The Invisible Party embraced these challenges without making sacrifices on aesthetics, quality and comfort and rethought the traditional guest room lay-out as well as usage of furniture, which resulted in a surprisingly distinctive guest experience.

Strategic use of color
“We wanted to create a glitch in time, where you disconnect to reconnect. Once you step inside the hotel you unplug from the city and enter a vibrant wonderland with a vivid and vigorous design aesthetic,” says Vivian van Schagen, creative director and founder of The Invisible Party.

To make efficient use of the narrow and long space, guests enter the room through the bathroom. The Invisible Party turned this disadvantage into a design feature. Juxtaposed color schemes and materials separate bathroom and corridor from the guest room, making the bathroom appear grand and the entrance to the room an iconic element.

The color and material scheme has an air of 90s nostalgia, inviting the digital generation to discover the destination and disconnect. Pastels (pistachio, lavender and pink) meet rust orange and pine green, terrazzo and neon detailing.

Smart solutions
For the guest rooms, sizes varying between 13 and 24m2, The Invisible Party created physical space savers that give a sense of roominess, even in the smallest room types. The guest rooms feature multi-purpose furniture pieces like the bed, the desk and the wardrobe. The Invisible Party designed the bed to be the main feature in the room, situated next to the window, where you not only go to sleep, but happily work on your laptop, watch a movie, store your luggage and lock away your valuables in a safe. As many travellers don’t always fully unpack, the rooms are stripped from traditional closets and replaced by retail inspired open wardrobes that use just a fraction of the space compared to traditional case goods.

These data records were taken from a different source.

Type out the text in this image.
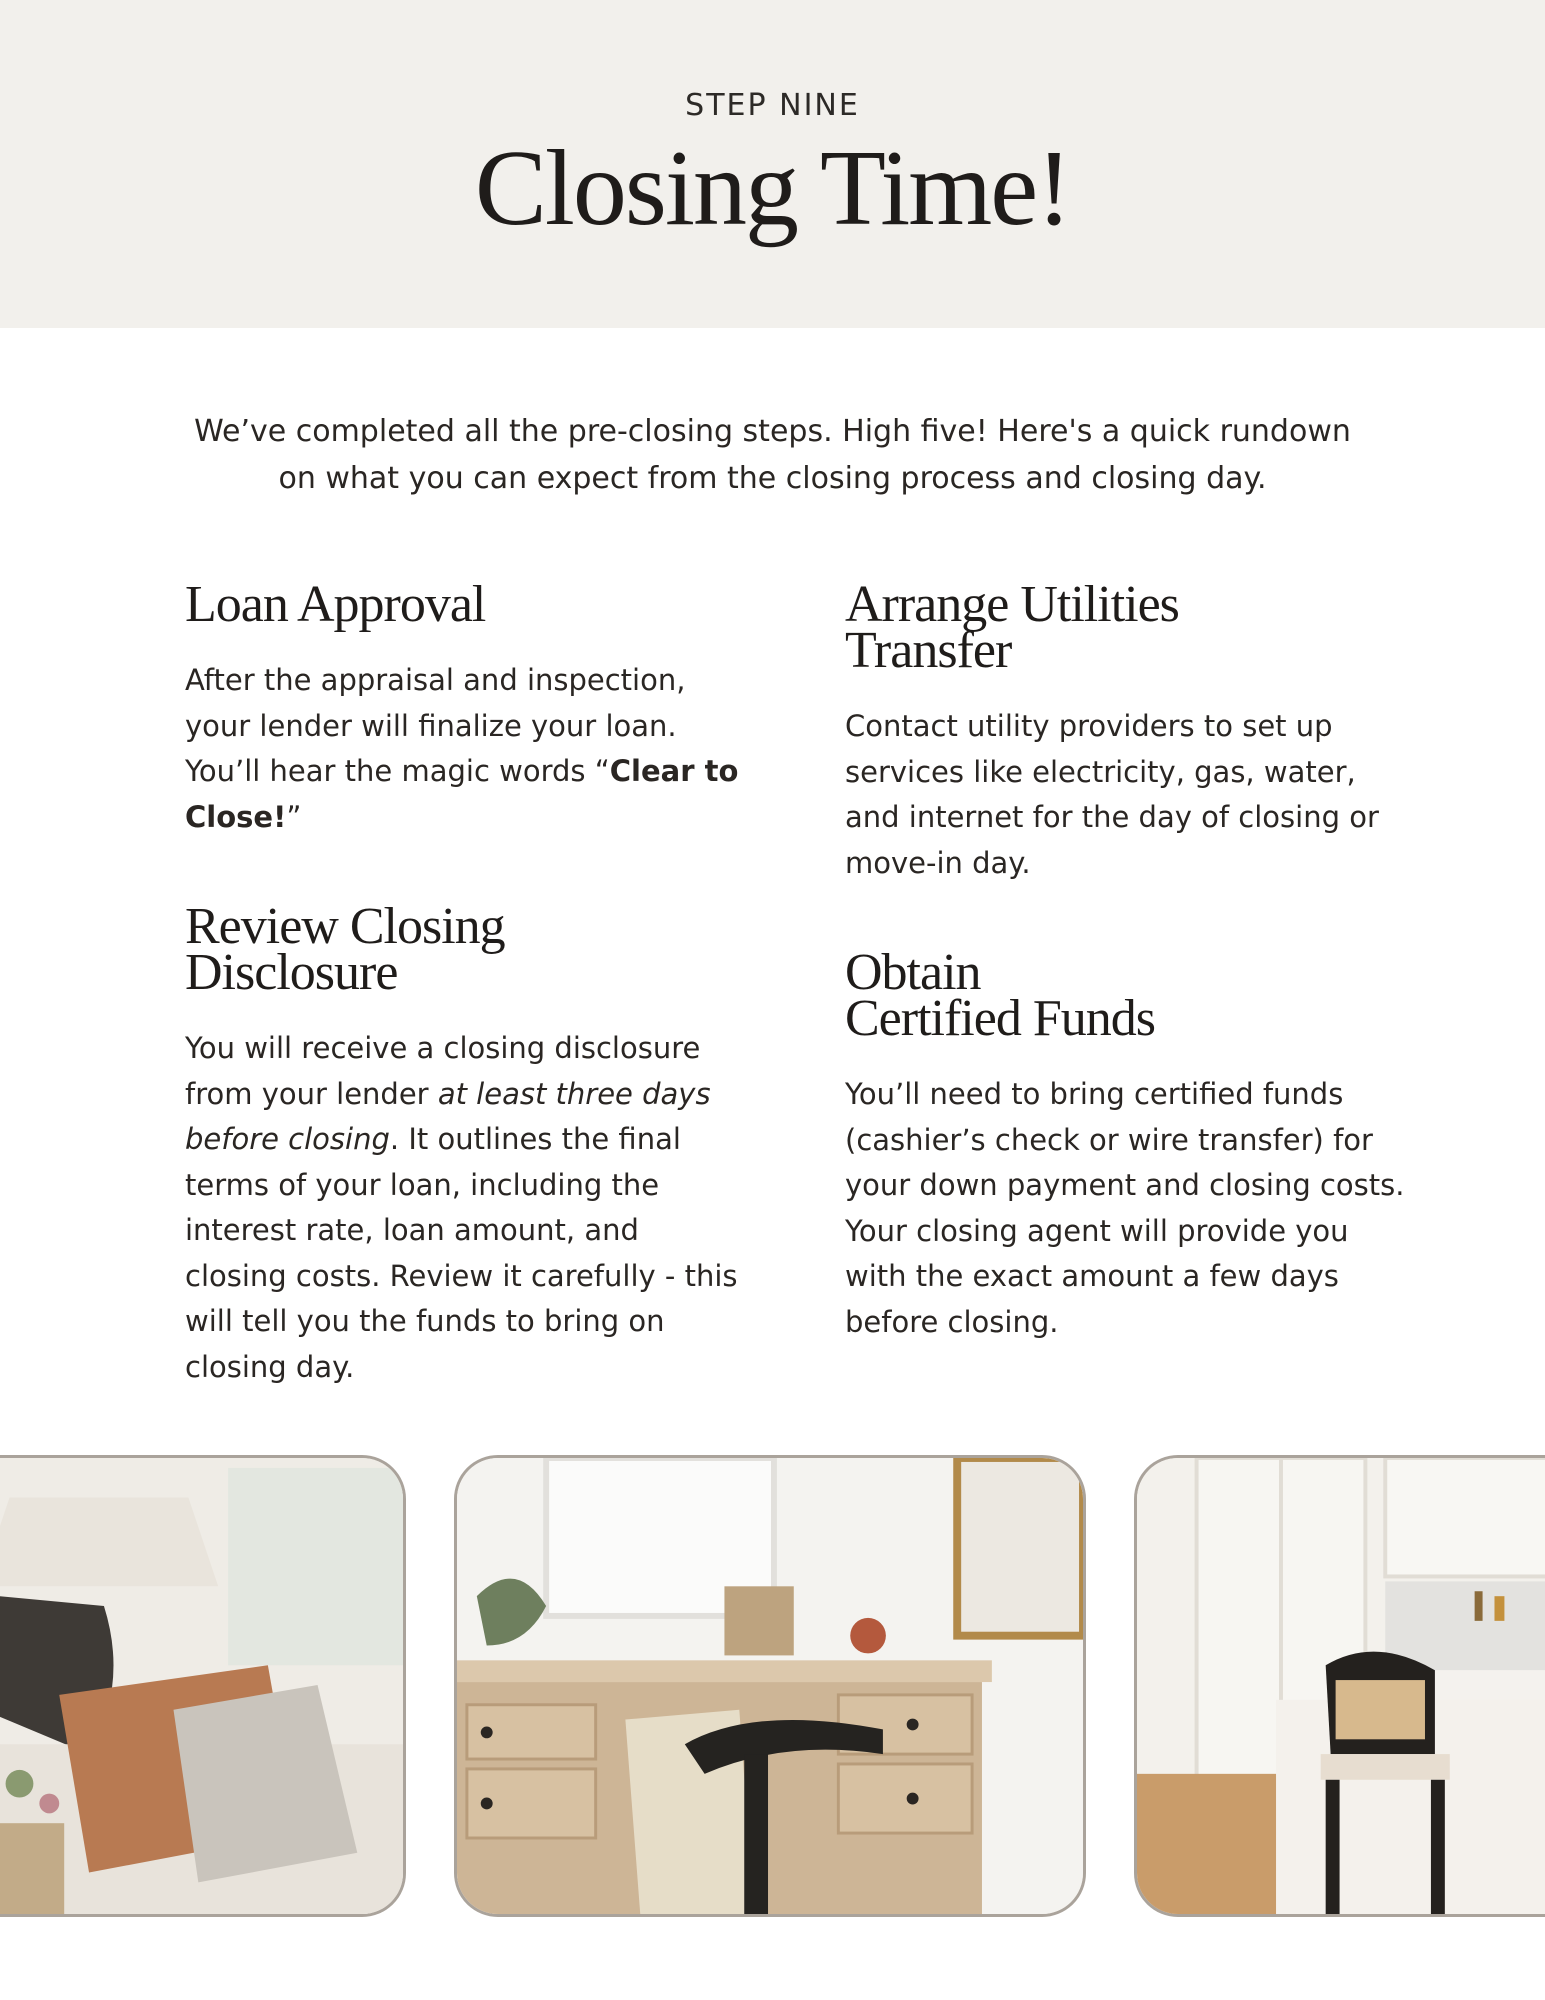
STEP NINE
Closing Time!
We’ve completed all the pre-closing steps. High five! Here's a quick rundown on what you can expect from the closing process and closing day.
Loan Approval

After the appraisal and inspection, your lender will finalize your loan. You’ll hear the magic words “Clear to Close!”

Review Closing
Disclosure

You will receive a closing disclosure from your lender at least three days before closing. It outlines the final terms of your loan, including the interest rate, loan amount, and closing costs. Review it carefully - this will tell you the funds to bring on closing day.

Arrange Utilities
Transfer

Contact utility providers to set up services like electricity, gas, water, and internet for the day of closing or move-in day.

Obtain
Certified Funds

You’ll need to bring certified funds (cashier’s check or wire transfer) for your down payment and closing costs. Your closing agent will provide you with the exact amount a few days before closing.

Promoting a sustainable lifestyle
The Invisible Party included a wink and a hidden surprise here and there. Hints to the brand’s philosophy of unplugging from fast-paced lifestyles can be found throughout the interior – be it the black-and-white TV noise pattern that can be found on pillowcases and the terrazzo tiles on the ground floor, along with the custom designed light feature in the public area and the carefully placed artworks by artist Enrica Masi.

The Invisible Party adopted a less is more approach for the interior build out, aiming to meet today’s sustainable design standards. The use of recycled and natural materials as well as choosing high quality and modular furniture was prioritised to ensure a longer lifecycle of the products.